Sparks Fly. Amid the cathedral-spired Gothic-solid buildings at Yale University, Art Historian Vincent Scully Jr., 45, excitedly defines the aim of his teaching as putting "the right word together with the visual fact so that all of a sudden sparks fly and a new skill is born: the ability to see."

Scully's soaring lectures on architecture every year enroll no less than one-fifth of all Yale undergraduates—plus some 100 non-enrolled auditors who may catch him for four years and never hear precisely the same lecture twice. Waiting for the lights to dim for his slides, Scully paces head down like a halfback about to take the field.

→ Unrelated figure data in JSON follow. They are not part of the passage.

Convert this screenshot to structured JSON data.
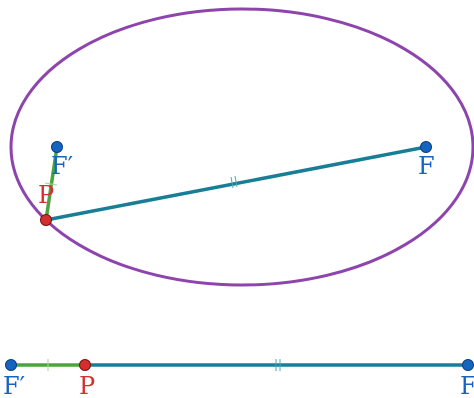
{
  "diagram": {
    "labels": {
      "focus_right": "F",
      "focus_left": "F′",
      "point": "P",
      "segment_left": "F′",
      "segment_point": "P",
      "segment_right": "F"
    },
    "colors": {
      "ellipse": "#8e44ad",
      "distance_to_far_focus": "#187e96",
      "distance_to_near_focus": "#4da33f",
      "focus_points": "#1565c0",
      "point_p": "#d32f2f",
      "focus_label": "#1565c0",
      "point_label": "#d32f2f"
    }
  }
}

Then he swings his 10-ft. pointer, whomps the screen as if to destroy a bad building, jabs it like a fencer to stress a point —and buildings take on life. "What does a building want to be?" he will ask. "How does that building want to say hello to you?"

The screen shows Le Corbusier's Villa Savoye, a 1930 country home near Paris. "Le Corbusier exposes you up in space. It is as if you were in a ship. It's as if he's saying, 'You can't merge with nature.' You are a man. You want things that nature doesn't want. You would like to live forever, and nature will kill you. So you stand and you look at nature, framed out there on the horizon. You are an urban dweller who is trying to make contact with it, and in a very fundamental sense you can never really do so except on a level of profound melancholy."

Articulate, lyrical, passionate, Scully gets so entranced in lecturing that he once stepped back in the dark, fell four feet to the auditorium floor, leaped back up, still talking. The lectures seem to be spontaneous drama; yet Scully spends a full day planning each of them, selecting as many as 100 slides and changing the course every year because "I'm not the same person I was last year." Frenetic and lonely, Scully's whole life is an explosion. "You ought to hear him give his description of Y. A. Tittle's last year with the Giants," says his colleague Jerry Pollitt. "It's gripping, like Greek tragedy. He comes across like Euripides."

House of Jargon. Professors who profess with the passion of Athos, Scully and the eight others on TIME'S cover are enjoying new glory on nearly every college and university campus in the U.S., as academic administrators react to complaints that they have neglected teaching. To too many youngsters, it appears that those castles of knowledge they thought they were entering have turned out to be cardboard houses built of professorial jargon, Ph.D. pretentiousness, preoccupation with tenure and personal prestige.